Strangely Seth had come to his love of
the blues almost by accident. Back in the 1950s he had been like many teenagers
totally devoted to his transistor radio to shutout the distractions of parents
and siblings around the house. In those days though he was drawn to the fresh
air of rock and roll, guys like Elvis, Jerry Lee Lewis, and Chuck Berry. One
Sunday night though almost like a ghost message from the radio airwaves the
station he usually listened to WMEX was drowned by a more powerful station from
Chicago, WABC. The show Be-Bop Benny’s
Blues Hour (actually two hours but that was the title of the show). The
first song Hound Dog Taylor’s The Sky Is
Crying. He was hooked, hooked mainly because in those days the blues coming
out of Chicago sounded like a very primitive version of rock, like maybe it had
something to do with that beat in his head whenever a serious rock song came on
WMEX like Chuck Berry’s Sweet Little Rock
and Roller. He couldn’t always get the station on Sunday night, something
to do with those wind patterns but he was smitten.

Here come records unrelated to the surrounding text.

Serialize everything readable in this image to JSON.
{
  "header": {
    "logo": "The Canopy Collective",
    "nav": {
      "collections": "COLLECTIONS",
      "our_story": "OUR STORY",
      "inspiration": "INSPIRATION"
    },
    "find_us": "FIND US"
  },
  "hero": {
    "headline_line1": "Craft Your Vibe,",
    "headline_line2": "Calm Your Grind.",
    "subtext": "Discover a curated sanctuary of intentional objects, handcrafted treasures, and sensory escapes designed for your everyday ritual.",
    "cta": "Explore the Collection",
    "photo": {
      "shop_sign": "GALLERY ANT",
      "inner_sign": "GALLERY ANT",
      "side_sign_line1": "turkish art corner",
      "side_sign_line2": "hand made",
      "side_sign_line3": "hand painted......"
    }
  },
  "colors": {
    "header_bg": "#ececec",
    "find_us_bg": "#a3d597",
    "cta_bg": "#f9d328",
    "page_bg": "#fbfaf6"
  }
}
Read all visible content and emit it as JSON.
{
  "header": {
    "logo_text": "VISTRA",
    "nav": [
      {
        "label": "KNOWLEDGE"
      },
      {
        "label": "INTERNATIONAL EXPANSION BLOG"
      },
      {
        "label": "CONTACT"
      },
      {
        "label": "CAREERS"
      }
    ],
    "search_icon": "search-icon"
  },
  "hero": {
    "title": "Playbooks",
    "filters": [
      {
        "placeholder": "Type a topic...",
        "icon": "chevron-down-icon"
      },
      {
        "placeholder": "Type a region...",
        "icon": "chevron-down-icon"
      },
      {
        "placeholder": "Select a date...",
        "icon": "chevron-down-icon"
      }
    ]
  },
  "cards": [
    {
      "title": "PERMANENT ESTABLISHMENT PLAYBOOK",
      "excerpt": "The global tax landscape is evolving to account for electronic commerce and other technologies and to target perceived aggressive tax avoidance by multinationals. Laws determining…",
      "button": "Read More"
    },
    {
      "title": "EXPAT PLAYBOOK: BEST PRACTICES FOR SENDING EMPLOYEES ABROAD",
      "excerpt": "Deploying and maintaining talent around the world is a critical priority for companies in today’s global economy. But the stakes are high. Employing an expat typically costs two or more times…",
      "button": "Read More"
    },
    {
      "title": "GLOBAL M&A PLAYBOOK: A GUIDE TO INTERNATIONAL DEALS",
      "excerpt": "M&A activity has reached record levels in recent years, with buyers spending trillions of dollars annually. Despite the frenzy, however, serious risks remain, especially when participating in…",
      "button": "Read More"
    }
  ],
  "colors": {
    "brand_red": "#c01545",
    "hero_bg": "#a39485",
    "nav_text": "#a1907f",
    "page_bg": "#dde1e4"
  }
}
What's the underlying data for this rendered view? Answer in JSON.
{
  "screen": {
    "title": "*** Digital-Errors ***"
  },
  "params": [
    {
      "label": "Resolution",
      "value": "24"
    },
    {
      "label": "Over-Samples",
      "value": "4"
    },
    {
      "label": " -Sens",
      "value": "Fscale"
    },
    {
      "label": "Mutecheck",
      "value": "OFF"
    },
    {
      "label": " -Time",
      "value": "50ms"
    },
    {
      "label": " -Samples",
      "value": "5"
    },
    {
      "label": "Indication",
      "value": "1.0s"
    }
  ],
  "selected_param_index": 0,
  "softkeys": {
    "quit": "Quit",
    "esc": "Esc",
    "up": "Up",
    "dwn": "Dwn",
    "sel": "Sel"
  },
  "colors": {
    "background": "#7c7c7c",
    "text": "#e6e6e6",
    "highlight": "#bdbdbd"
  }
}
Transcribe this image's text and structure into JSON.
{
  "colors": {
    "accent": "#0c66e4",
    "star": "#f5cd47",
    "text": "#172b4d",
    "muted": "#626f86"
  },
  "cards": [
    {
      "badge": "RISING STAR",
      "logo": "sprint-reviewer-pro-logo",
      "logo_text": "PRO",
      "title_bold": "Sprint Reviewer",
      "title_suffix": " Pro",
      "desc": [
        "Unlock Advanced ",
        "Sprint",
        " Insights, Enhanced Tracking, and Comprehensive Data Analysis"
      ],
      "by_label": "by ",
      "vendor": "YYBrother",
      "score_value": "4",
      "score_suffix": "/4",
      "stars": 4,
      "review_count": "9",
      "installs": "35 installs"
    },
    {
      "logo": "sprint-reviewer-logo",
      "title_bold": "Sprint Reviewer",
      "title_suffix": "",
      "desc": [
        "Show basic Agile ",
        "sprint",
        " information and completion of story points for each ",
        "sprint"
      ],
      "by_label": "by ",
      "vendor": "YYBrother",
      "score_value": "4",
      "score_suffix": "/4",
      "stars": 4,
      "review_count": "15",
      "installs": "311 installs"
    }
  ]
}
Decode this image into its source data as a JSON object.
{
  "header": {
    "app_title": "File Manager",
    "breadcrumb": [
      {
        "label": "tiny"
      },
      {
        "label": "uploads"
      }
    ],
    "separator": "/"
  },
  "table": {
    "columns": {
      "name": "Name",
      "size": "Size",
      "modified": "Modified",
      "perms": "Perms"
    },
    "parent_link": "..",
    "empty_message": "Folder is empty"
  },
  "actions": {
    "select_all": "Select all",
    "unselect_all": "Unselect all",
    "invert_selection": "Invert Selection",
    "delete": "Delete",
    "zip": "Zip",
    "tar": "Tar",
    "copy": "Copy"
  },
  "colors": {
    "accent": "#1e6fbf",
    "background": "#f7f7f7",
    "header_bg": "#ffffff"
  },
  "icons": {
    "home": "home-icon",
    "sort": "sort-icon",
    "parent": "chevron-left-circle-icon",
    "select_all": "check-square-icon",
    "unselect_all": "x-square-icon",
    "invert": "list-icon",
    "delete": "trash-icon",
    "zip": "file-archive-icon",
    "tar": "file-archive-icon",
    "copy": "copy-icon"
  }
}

Like a lot of things including his
later interest in folk music and acid rock Seth always wanted to delve into the
roots of whatever trend he was writing about. That was how he found out that a
lot of the songs that he heard on the Be-Bop Benny show were the genesis of
rock. Also that rock had eclipsed the blues as the be-bop new thing leaving
many of the most popular blues artists, overwhelming black artists, behind to
pick up the scraps of the musical audience (only to be “discovered” later by
some of the more thoughtful rock stars like the Stones with Muddy Waters and
Howlin’ Wolf just as the old time country blues artists like Mississippi John
Hurt, Skip James, and Bukka White from the South were “discovered” by folk
aficionado in their turn).
Seth also dug into the technical
aspects of the industry, who was producing the music. Those where the days when
there were many small, small by today’s mega-standards, essentially mom and pop
record companies producing blues material. In Chicago, with the huge migration
of blacks from the South during the previous two generations there were a
myriad of labels. But two stuck out, two were the ones who grabs the very best
artists around Maxwell Street and made them stars, from the many one hit
wonders to classic stars like Muddy Waters, Howlin’ Wolf, and B.B. King. Of
course most people have heard of those artists who worked out of the Chess
Record label. But the other big label, the one under review, Alligator, also
produced a shew of stars. So that very first night Seth had heard the legendary
Hound Dog Taylor doing The Sky Is Crying
he was under contract with Alligator. For more artists check out this two CD
compilation of those others who also graced that label. Then you will be up to
date on the genesis of the Chicago blues explosion that changed blues from
acoustic to electric back in the day.